For those of us who believe that the history of the Democrats and the Republicans is to do the bidding of the 1% (Obama's #1 private contributor in '08 were the people at Goldman Sachs), and that while the Dems are a kinder/gentler bunch, they are also just as quick to want to take us to war and sell us out to the corporate interests (and, yes, Obamacare is a $$ gift to the insurance companies; only a single-payer system will stop that), this election is a bit of a bitter pill… He's a good and decent person (when he's not sending in drones to kill Pakistani civilians or prosecuting government whistleblowers), and his election four years ago was a high point of such emotional intensity I just couldn't get over how hopeful I was that this country had changed and we had found our moral footing. Reality set in a few weeks later when he put Tim Geithner and Larry Summers in charge of economic policy and then he changed his mind about closing Gitmo.

This passage calls into mind the joke about the difference between Democrats and Republicans being that the former applies lube before performing a certain sex act on you and the latter does not, but Moore's almost throw-away comment about "sending in drones to kill Pakistani civilians" and "prosecuting government whistleblowers" really does a disservice to the horror of those policies. Obama, after all, also sends drones to kill people in Yemen and Somalia (places that we know of; remember the drone war is still a SECRET), tried to renege on America's promise to Iraq to end the war last year, and is trying to keep U.S. troops in Afghanistan until 2024 while publicly trumpeting a 2014 withdrawal date.

Moore finishes by declaring himself an optimist, hoping that "Second Term Obama" will be the "real Obama" and that the Right's "worst nightmare does come true."

Glen Ford of the Black Agenda Report analyzed the kind of thinking on display in Moore's op-ed in a piece earlier this year that labeled Obama "the more effective evil." Ford wrote:

The prevailing assumption on the Left is that Obama has good intentions. He intends to the Right Thing – or, at least, he intends to do better than the Republicans intend to do. It's all supposed to be about intentions. Let's be clear: There is absolutely no factual basis to believe he intends to do anything other than the same thing he has already done, whether Democrats control Congress or not, which is to serve Wall Street's most fundamental interests. But, the whole idea of debating Obama's intentions is ridiculous. It's psycho-babble, not analysis. No real Left would engage in it.

Psycho-babble.

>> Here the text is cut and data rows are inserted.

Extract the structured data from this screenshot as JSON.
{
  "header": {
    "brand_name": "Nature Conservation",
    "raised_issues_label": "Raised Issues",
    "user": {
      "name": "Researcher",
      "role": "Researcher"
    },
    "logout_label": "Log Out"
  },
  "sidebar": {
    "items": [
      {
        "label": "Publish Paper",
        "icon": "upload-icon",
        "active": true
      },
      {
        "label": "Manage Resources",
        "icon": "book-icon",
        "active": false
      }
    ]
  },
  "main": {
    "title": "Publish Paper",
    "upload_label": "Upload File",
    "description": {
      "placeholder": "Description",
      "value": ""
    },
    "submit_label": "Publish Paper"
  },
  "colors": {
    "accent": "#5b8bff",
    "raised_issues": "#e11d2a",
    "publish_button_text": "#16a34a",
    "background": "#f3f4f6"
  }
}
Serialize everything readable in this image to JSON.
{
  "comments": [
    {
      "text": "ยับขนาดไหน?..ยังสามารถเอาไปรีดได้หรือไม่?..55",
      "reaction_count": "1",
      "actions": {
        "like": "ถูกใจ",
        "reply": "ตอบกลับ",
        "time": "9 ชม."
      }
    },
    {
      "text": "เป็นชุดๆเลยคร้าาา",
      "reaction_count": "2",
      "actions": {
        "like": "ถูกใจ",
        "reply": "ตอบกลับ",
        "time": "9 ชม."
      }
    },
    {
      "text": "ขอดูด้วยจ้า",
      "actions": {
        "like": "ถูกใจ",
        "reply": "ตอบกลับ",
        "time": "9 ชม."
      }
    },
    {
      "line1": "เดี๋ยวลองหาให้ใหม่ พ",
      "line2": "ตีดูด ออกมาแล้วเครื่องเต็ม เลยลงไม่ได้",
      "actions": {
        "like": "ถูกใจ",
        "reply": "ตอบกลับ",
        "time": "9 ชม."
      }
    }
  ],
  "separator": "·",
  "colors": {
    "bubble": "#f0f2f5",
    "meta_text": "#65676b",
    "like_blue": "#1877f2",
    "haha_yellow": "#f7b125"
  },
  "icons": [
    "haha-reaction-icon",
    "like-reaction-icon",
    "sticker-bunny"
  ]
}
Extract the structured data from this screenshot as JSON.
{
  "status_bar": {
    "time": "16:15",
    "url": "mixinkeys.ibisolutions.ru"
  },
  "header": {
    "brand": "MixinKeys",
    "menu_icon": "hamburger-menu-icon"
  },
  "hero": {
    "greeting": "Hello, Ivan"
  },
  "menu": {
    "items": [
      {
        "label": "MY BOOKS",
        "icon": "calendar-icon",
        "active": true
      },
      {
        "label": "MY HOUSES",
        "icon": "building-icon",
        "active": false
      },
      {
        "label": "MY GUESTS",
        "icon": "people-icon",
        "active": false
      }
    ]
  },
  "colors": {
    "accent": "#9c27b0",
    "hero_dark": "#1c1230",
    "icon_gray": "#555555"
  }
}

After all you, could argue Bush was a "good and decent person" too, when he wasn't starting illegal wars or disappearing and torturing suspected terrorists. That statement might not sit as well with Moore, an avid Bush-basher in the 2000s, and those like him, but not because of any substantive difference in the bloody foreign policies the two men have pursued, but because Obama is on Team Blue like Moore is, and Bush is not. After all, if Moore really felt deeply about war and the horrible things done in our names overseas, he'd find a candidate that actually opposes those things, not shill for a president who turned the Bush doctrine into bipartisan policy and whose victory this November would push the anti-war left even further out of the Democratic mainstream, just because he feels he's a "good and decent" person.

A few months ago I listed four positions (including his position on war) Obama supporters attribute to the president that aren't actually so and last month I listed some of the bipartisan myths that will be pushed by both parties and their most avid supporters through the election. You can pick out which ones Moore helped out with.